Update on the Atkins plan
By Dr Thomas Stuttaford
THE BRIEF spells of sun last weekend brought out the first butterflies. But it is not only butterflies that emerge with warmer weather. Pasty, flabby office workers are tempted to wander through city parks during their lunch hours. They have shed their layers of winter clothing and may be feeling slightly self-conscious about exposing their expanded waistlines.
Fears about the effects of obesity, such as diabetes and heart disease, have little impact on young people. Their motivation to lose weight is inspired by a desire to have greater sex appeal.
Last week Colette Heimowitz, a nutritionist in charge of the Atkins organisation’s educational and research facilities, visited London from the United States. The Atkins lifestyle, with its low-carbohydrate, higher protein diet, followed by a lifetime maintenance programme, has caught the public’s imagination. Anxieties about the Atkins plan may largely have been encouraged by the sudden death of Dr Atkins. Experts also thought that emphasis on ketosis — the metabolic effect of a high fat diet — as a means of inhibiting appetite lacked scientific evidence.

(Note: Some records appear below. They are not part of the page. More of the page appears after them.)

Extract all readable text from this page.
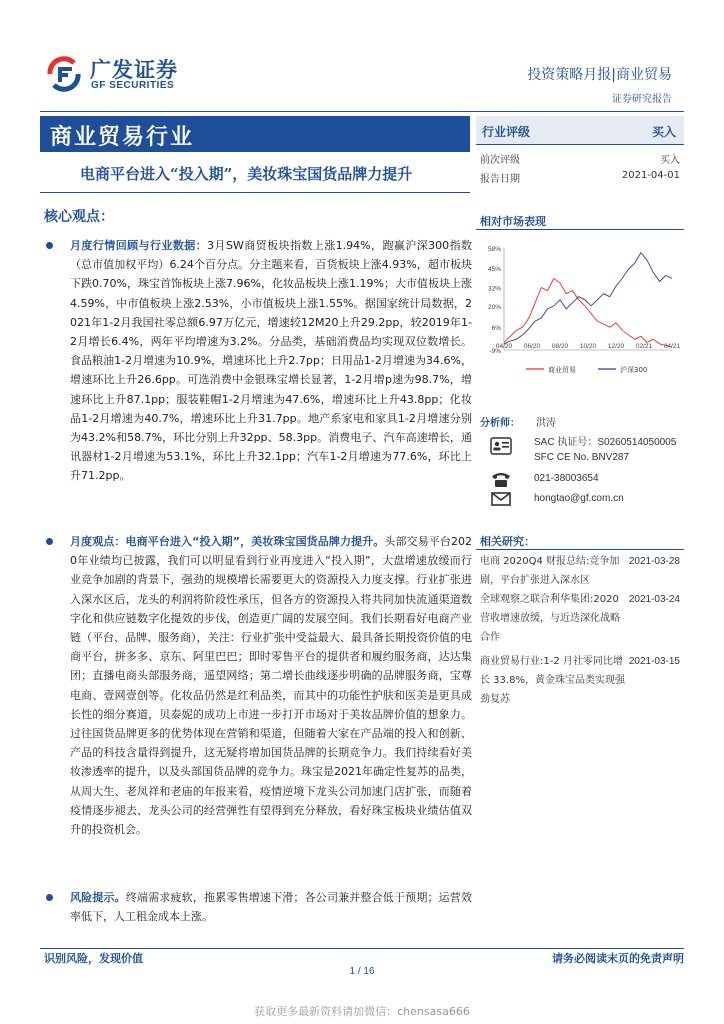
广发证券
GF SECURITIES
投资策略月报|商业贸易
证券研究报告
商业贸易行业
电商平台进入“投入期”，美妆珠宝国货品牌力提升
核心观点：

月度行情回顾与行业数据：3月SW商贸板块指数上涨1.94%，跑赢沪深300指数（总市值加权平均）6.24个百分点。分主题来看，百货板块上涨4.93%，超市板块下跌0.70%，珠宝首饰板块上涨7.96%，化妆品板块上涨1.19%；大市值板块上涨4.59%，中市值板块上涨2.53%，小市值板块上涨1.55%。据国家统计局数据，2021年1-2月我国社零总额6.97万亿元，增速较12M20上升29.2pp，较2019年1-2月增长6.4%，两年平均增速为3.2%。分品类，基础消费品均实现双位数增长。食品粮油1-2月增速为10.9%，增速环比上升2.7pp；日用品1-2月增速为34.6%，增速环比上升26.6pp。可选消费中金银珠宝增长显著，1-2月增p速为98.7%，增速环比上升87.1pp；服装鞋帽1-2月增速为47.6%，增速环比上升43.8pp；化妆品1-2月增速为40.7%，增速环比上升31.7pp。地产系家电和家具1-2月增速分别为43.2%和58.7%，环比分别上升32pp、58.3pp。消费电子、汽车高速增长，通讯器材1-2月增速为53.1%，环比上升32.1pp；汽车1-2月增速为77.6%，环比上升71.2pp。

月度观点：电商平台进入“投入期”，美妆珠宝国货品牌力提升。头部交易平台2020年业绩均已披露，我们可以明显看到行业再度进入“投入期”，大盘增速放缓而行业竞争加剧的背景下，强劲的规模增长需要更大的资源投入力度支撑。行业扩张进入深水区后，龙头的利润将阶段性承压，但各方的资源投入将共同加快流通渠道数字化和供应链数字化提效的步伐，创造更广阔的发展空间。我们长期看好电商产业链（平台、品牌、服务商），关注：行业扩张中受益最大、最具备长期投资价值的电商平台，拼多多、京东、阿里巴巴；即时零售平台的提供者和履约服务商，达达集团；直播电商头部服务商，遥望网络；第二增长曲线逐步明确的品牌服务商，宝尊电商、壹网壹创等。化妆品仍然是红利品类，而其中的功能性护肤和医美是更具成长性的细分赛道，贝泰妮的成功上市进一步打开市场对于美妆品牌价值的想象力。过往国货品牌更多的优势体现在营销和渠道，但随着大家在产品端的投入和创新、产品的科技含量得到提升，这无疑将增加国货品牌的长期竞争力。我们持续看好美妆渗透率的提升，以及头部国货品牌的竞争力。珠宝是2021年确定性复苏的品类，从周大生、老凤祥和老庙的年报来看，疫情逆境下龙头公司加速门店扩张，而随着疫情逐步褪去、龙头公司的经营弹性有望得到充分释放，看好珠宝板块业绩估值双升的投资机会。

风险提示。终端需求疲软，拖累零售增速下滑；各公司兼并整合低于预期；运营效率低下，人工租金成本上涨。

行业评级	买入
前次评级	买入
报告日期	2021-04-01
相对市场表现
-9%
6%
20%
32%
45%
58%
04/20 06/20 08/20 10/20 12/20 02/21 04/21
商业贸易	沪深300
分析师： 洪涛
SAC 执证号：S0260514050005
SFC CE No. BNV287
021-38003654
hongtao@gf.com.cn
相关研究：
电商 2020Q4 财报总结:竞争加剧，平台扩张进入深水区
2021-03-28
全球观察之联合利华集团:2020 营收增速放缓，与近迭深化战略合作
2021-03-24
商业贸易行业:1-2 月社零同比增长 33.8%，黄金珠宝品类实现强劲复苏
2021-03-15
识别风险，发现价值	请务必阅读末页的免责声明
1 / 16
获取更多最新资料请加微信：chensasa666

While in the UK Heimowitz visited Dr Susan Jebb, head of nutrition and health research at the Medical Research Council in Cambridge. Dr Jebb said that she welcomed an apparent shift in emphasis in presenting the Atkins lifestyle and the acknowledgement that no diet should contain too much saturated fat. She was equally pleased that there was an acceptance of the need for some carbohydrate in the diet.
Apparently Dr Jebb and Ms Heimowitz agreed that we should all be aiming to eat more unrefined seeds, grains, beans and root vegetables (omitting too many potatoes) and should avoid cakes, biscuits and other calorie-dense refined carbohydrates. Dr Jebb said she suspected that the success of the Atkins plan was because patients were retrained in eating habits.